I’m sure many women—like yourself—look and Caitlyn’s photos and cringe, thinking “Really? After all these years, this is what it means to be female?” But the (then still Bruce) Jenner in the interview was describing a process of trying to figure out how to come to terms with his soul as a human, and how that could be expressed.

He was—and still is—a work in progress. He made repeated references at that point to “she,” the woman he would become publically in the near future, and yet started the interview by telling Sawyer that, for all intents and purposes, he was a woman.  He offered to dine with Sawyer as “she,” but would only do so off camera.  He promised to speak with Sawyer again in a year, recognizing that it would be a year of many changes.

Adding to all the uncertainty were distinctions about sexual orientation versus gender identity, the fear and uncertainty involved in discussing these issues with his ten children, and the deplorable harassment he received in the last several years at the hands of paparazzi and comedians. All of this because the experiences and histories of transgender individuals are only now something that many—perhaps Sawyer and her audience, along with a great many in the LGBT community—are beginning to understand.

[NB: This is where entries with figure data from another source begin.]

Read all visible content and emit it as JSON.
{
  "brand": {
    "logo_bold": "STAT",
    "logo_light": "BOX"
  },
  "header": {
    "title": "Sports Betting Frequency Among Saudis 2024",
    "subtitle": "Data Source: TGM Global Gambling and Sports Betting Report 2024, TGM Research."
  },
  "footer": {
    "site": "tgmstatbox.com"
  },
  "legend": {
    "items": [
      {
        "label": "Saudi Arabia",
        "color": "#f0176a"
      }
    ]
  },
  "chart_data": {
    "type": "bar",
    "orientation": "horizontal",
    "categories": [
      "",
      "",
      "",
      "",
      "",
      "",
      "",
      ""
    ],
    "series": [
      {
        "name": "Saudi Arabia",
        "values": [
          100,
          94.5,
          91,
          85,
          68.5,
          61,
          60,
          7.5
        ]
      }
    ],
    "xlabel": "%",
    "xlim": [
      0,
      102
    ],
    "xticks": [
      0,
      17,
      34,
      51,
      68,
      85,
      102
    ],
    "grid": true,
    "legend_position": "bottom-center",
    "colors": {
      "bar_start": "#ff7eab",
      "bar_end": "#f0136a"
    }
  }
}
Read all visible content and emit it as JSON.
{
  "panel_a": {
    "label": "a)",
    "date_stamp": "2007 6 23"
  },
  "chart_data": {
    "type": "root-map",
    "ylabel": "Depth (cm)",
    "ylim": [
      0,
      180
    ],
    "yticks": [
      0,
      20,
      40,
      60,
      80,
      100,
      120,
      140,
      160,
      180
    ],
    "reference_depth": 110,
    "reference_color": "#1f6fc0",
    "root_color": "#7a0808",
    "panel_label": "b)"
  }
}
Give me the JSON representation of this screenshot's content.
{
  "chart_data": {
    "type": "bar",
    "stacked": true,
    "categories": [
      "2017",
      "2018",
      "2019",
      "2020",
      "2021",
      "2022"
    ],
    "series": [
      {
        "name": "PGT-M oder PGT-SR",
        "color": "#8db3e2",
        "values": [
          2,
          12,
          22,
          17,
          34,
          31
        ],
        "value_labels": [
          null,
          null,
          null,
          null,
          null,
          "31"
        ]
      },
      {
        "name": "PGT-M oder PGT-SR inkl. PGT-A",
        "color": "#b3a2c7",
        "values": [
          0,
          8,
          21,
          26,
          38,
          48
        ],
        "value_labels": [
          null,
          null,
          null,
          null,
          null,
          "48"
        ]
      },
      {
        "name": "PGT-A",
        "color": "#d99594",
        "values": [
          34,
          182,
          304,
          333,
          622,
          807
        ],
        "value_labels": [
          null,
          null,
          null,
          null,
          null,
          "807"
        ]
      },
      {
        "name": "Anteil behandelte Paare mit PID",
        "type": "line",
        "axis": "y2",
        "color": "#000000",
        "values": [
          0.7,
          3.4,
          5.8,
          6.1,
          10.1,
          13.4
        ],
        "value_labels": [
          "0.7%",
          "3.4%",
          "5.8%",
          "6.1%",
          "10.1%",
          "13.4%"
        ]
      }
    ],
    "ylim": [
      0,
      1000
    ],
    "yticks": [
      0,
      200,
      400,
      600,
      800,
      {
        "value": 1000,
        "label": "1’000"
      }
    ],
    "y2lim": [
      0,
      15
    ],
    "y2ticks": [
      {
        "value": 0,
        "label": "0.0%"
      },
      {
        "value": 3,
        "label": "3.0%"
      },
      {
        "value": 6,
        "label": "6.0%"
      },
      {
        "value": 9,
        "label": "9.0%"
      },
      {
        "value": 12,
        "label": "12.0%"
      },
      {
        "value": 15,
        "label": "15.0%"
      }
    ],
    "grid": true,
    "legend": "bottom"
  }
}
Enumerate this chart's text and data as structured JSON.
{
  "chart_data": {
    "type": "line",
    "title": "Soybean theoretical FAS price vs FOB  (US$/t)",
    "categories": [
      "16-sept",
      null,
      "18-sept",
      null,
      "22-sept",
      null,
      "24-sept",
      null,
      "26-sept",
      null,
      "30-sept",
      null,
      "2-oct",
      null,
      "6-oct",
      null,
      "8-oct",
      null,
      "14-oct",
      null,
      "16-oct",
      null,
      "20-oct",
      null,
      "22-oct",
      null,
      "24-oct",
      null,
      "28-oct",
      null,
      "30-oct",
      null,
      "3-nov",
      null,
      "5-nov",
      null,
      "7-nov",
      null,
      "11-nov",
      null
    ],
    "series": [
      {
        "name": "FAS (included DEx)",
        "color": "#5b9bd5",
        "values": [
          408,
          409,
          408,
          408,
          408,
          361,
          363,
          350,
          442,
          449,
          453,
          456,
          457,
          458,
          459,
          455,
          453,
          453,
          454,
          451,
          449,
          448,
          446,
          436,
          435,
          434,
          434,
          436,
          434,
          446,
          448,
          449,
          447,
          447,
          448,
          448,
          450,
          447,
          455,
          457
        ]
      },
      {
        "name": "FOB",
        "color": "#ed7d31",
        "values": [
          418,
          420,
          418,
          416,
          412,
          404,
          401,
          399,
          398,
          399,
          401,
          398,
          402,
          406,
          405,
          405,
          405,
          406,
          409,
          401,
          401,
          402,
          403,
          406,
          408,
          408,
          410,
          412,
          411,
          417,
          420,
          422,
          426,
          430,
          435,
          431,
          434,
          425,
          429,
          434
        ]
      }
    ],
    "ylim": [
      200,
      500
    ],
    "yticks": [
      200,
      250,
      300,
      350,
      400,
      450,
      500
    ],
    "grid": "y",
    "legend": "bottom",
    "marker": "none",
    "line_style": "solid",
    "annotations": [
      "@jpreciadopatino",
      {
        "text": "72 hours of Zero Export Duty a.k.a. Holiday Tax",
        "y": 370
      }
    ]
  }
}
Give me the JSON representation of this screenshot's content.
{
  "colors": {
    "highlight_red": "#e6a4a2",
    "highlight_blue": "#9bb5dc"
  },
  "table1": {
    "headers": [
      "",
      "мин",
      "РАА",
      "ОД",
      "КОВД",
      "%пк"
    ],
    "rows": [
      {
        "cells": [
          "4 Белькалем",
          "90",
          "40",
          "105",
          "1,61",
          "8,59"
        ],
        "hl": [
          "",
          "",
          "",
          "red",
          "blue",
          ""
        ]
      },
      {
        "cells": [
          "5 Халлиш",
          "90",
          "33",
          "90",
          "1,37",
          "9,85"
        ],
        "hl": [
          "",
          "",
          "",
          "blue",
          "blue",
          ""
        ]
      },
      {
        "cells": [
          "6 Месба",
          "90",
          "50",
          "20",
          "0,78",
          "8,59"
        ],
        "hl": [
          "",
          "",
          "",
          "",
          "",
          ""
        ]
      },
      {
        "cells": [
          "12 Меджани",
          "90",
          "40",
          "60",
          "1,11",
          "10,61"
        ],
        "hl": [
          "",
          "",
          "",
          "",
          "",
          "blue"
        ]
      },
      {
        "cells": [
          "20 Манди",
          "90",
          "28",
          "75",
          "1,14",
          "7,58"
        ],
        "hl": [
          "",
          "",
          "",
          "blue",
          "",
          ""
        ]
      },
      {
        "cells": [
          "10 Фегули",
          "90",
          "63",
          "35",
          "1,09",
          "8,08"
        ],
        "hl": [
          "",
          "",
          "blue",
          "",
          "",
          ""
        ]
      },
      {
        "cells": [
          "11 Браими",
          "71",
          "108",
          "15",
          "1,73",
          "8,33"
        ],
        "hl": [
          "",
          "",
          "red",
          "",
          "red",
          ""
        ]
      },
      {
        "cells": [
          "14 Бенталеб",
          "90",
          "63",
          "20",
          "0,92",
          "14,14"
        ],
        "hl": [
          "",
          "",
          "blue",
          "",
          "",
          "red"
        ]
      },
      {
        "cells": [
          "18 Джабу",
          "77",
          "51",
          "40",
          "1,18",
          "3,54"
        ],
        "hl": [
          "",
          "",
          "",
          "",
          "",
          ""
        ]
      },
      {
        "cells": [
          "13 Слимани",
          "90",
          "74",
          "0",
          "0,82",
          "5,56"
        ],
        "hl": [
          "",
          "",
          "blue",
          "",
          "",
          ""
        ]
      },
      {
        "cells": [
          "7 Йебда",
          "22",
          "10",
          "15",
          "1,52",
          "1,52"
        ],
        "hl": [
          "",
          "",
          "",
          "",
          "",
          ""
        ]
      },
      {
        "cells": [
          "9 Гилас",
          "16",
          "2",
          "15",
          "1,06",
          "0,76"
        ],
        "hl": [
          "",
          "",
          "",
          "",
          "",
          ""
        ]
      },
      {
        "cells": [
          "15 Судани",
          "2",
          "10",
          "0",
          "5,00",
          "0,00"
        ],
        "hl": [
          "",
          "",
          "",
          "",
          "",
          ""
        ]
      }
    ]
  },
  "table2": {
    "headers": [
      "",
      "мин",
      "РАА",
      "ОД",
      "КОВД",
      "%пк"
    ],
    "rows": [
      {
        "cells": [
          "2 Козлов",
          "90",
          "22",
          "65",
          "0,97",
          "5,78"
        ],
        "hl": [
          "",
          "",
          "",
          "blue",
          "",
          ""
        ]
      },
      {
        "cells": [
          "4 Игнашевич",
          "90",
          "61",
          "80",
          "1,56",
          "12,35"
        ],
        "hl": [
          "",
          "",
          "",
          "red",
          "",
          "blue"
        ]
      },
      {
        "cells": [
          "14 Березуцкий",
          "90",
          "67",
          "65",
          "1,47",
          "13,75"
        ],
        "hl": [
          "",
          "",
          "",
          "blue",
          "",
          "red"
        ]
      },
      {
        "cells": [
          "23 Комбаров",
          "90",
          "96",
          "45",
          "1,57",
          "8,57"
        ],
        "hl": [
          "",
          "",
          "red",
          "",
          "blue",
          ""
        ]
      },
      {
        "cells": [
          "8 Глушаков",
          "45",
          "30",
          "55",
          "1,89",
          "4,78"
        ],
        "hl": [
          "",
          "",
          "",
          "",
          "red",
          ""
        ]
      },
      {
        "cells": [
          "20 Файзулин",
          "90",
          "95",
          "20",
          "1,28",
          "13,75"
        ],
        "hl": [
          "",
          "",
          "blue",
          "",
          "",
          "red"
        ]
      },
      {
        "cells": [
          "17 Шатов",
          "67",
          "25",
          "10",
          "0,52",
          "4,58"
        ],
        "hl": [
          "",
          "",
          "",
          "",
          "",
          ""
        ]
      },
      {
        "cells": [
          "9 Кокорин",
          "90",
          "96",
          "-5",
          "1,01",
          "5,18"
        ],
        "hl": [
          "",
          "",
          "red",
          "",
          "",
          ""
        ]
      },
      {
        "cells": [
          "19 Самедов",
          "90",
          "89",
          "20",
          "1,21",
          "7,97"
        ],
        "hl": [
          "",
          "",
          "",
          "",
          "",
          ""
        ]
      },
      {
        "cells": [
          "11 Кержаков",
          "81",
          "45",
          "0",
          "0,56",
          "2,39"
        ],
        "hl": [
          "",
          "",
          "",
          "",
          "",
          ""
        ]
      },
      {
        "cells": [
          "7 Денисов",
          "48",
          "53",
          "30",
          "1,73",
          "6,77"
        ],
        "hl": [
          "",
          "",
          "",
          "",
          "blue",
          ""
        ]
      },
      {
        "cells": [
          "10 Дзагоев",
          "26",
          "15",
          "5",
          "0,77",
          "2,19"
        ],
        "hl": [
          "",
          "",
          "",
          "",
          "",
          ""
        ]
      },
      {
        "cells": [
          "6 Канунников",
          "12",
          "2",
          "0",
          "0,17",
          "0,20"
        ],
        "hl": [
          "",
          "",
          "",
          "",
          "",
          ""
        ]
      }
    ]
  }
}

As a gay man dealing with my own struggles to come to terms with my sexual orientation over the last 40 years, I identified with the language that Jenner used in that interview.  I recognized his struggles with depression, his tentative steps to accept his difference (he was on hormone therapy for 5 years in the 1980s), his relationships that ended in a great deal of hurt for a series of women, and the relief and freedom found in acceptance.

It seems to me that Jenner and other transgender individuals have a great deal to teach us.  We all need to be thinking and discussing what it means to be male, what it means to be female, what it means to be human.  Without the willingness of the Jenners and Laverne Coxs and our friends and neighbors to try to explain the crazy territory of what gender identity means (not gender expression and not sexual orientation—all three of these are separate characteristics), we will never come to a new place of understanding, a new place of acceptance.

This week the Supreme Court will most likely release its opinion in the case it heard this spring on the constitutionality of same-sex marriage.  Many court experts expect that there will be at least some form of victory for same-sex marriage.  Of course, it is my firm hope that is the case.  My worry, in the aftermath, is that the wonderful discussion we have been having in society around sexual orientation will fade if civil marriage rights for all individuals regardless of sexual orientation are affirmed.  There is still so much understanding that needs to happen, still so many misconceptions, so much hate.  Just as with Jenner, we need to keep having that difficult discussion, not closing ourselves off into our respective camps.

I think before we close the doors on identity—whether it be sexual orientation, gender identity, or gender expression—we need more people like Jenner who are willing to open doors.  My hope is that Jenner will use her public platform to bring more attention to issues of gender in our society.  The Caitlyn Jenner I have seen thus far is doing just that.  I hope she does more than just appear as a sex symbol on the cover of a magazine, but given who she is and the way her journey through life has unfolded, I’m not surprised that was her first appearance as “she.”